The Yankees haven’t answered their questions at shortstop or center field, and they could use another starting pitcher (they offered one year and $25 million to Justin Verlander, who accepted two years and $50 million from the Astros) plus some more bullpen depth. Moreover, the Yankees jettisoned the speedy trio of Greg Allen, Andrew Velazquez and Tyler Wade after acknowledging their desire to get more athletic.

There hasn’t been a first act this discouraging since the start of “Superman III.”

Now, before you plunge yourself into a months-long funk as the sport goes dark, don’t miss the key words there: First act.

Even after this past week’s flurry of activity, the free-agent pool features a bevy of appealing options from shortstop Trevor Story to Swiss Army knife Chris Taylor to high-end starting pitcher Carlos Rodon to a pair of lefty-hitting ex-Cub first basemen, one of whom (Anthony Rizzo) handled New York quite well, the other of whom (Kyle Schwarber) thrived in Boston. The A’s have not yet begun to sell off their veterans, including first baseman Matt Olson. And if the Yankees somehow wrested Freddie Freeman from the Braves, my hunch is you’d be just fine with Andrelton Simmons manning shortstop until Oswald Peraza and Anthony Volpe are ready.

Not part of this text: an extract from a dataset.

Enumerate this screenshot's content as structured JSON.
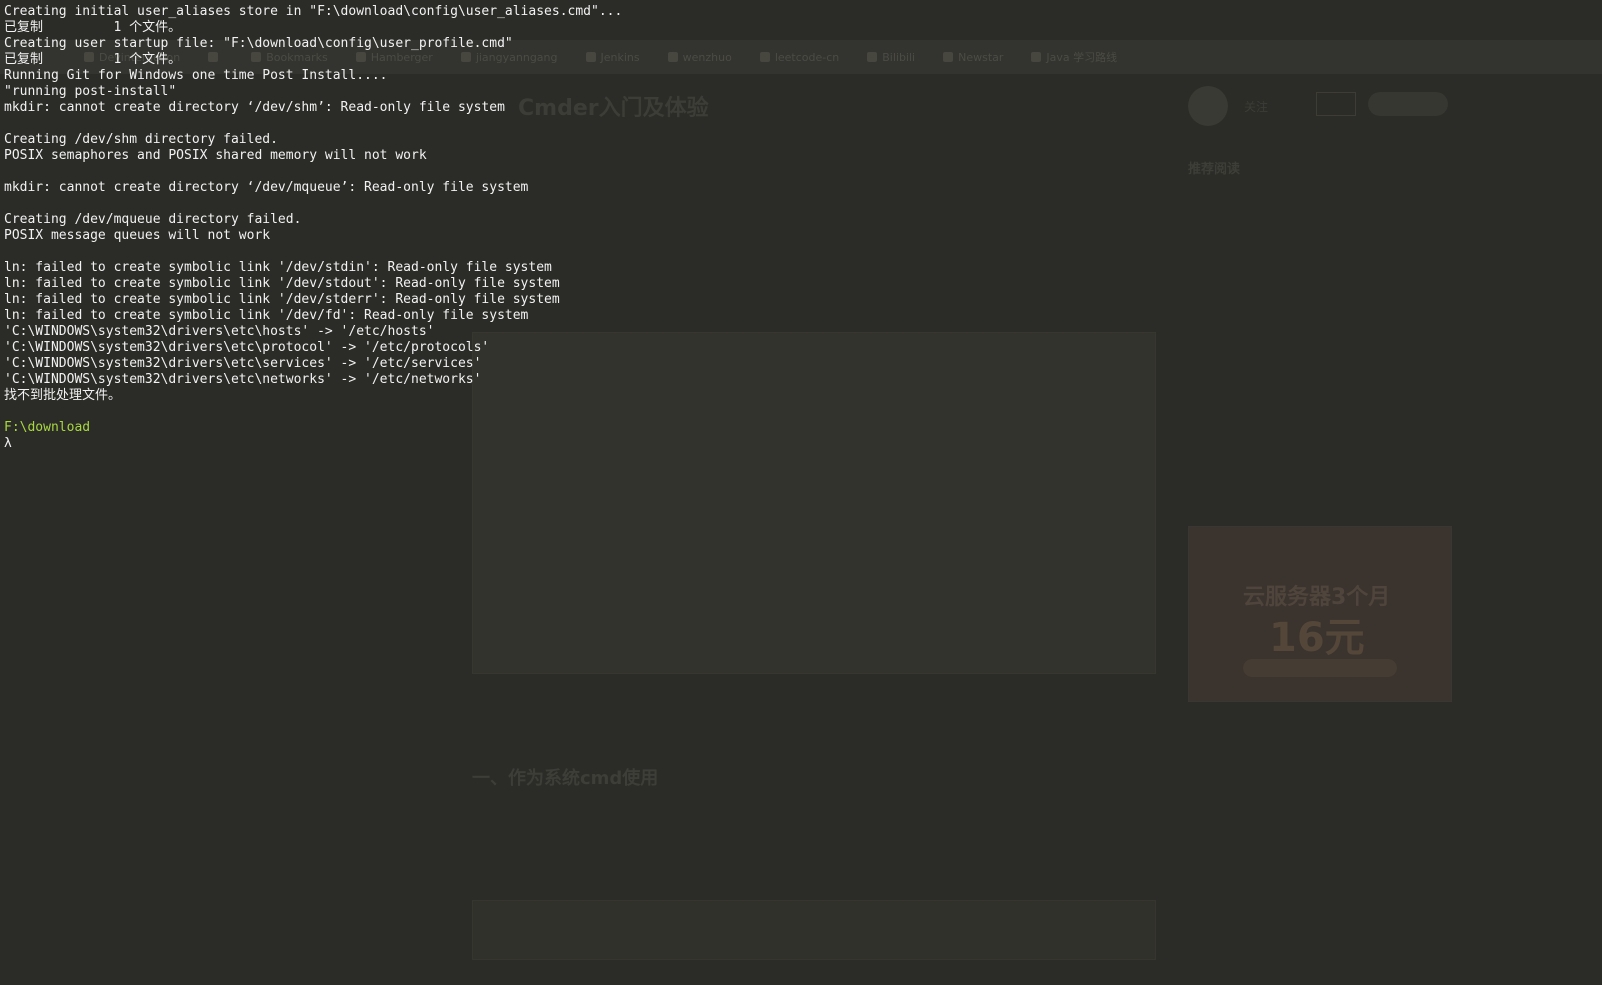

(Yes, you want Sanchez gone, even if the Yankees figure out how to clone Ruth, Gehrig, DiMaggio and Jeter. Understood. And I still don’t see Carlos Correa or Marcus Stroman as fits.)

That Steinbrenner issued his mandate despite his team qualifying for the 2021 playoffs underlined the frustrating journey to a quick October exit. Growth, evolution and improvement still reside on their to-do list. If they can’t accomplish those goals in time, an angry owner will represent the least of their problems.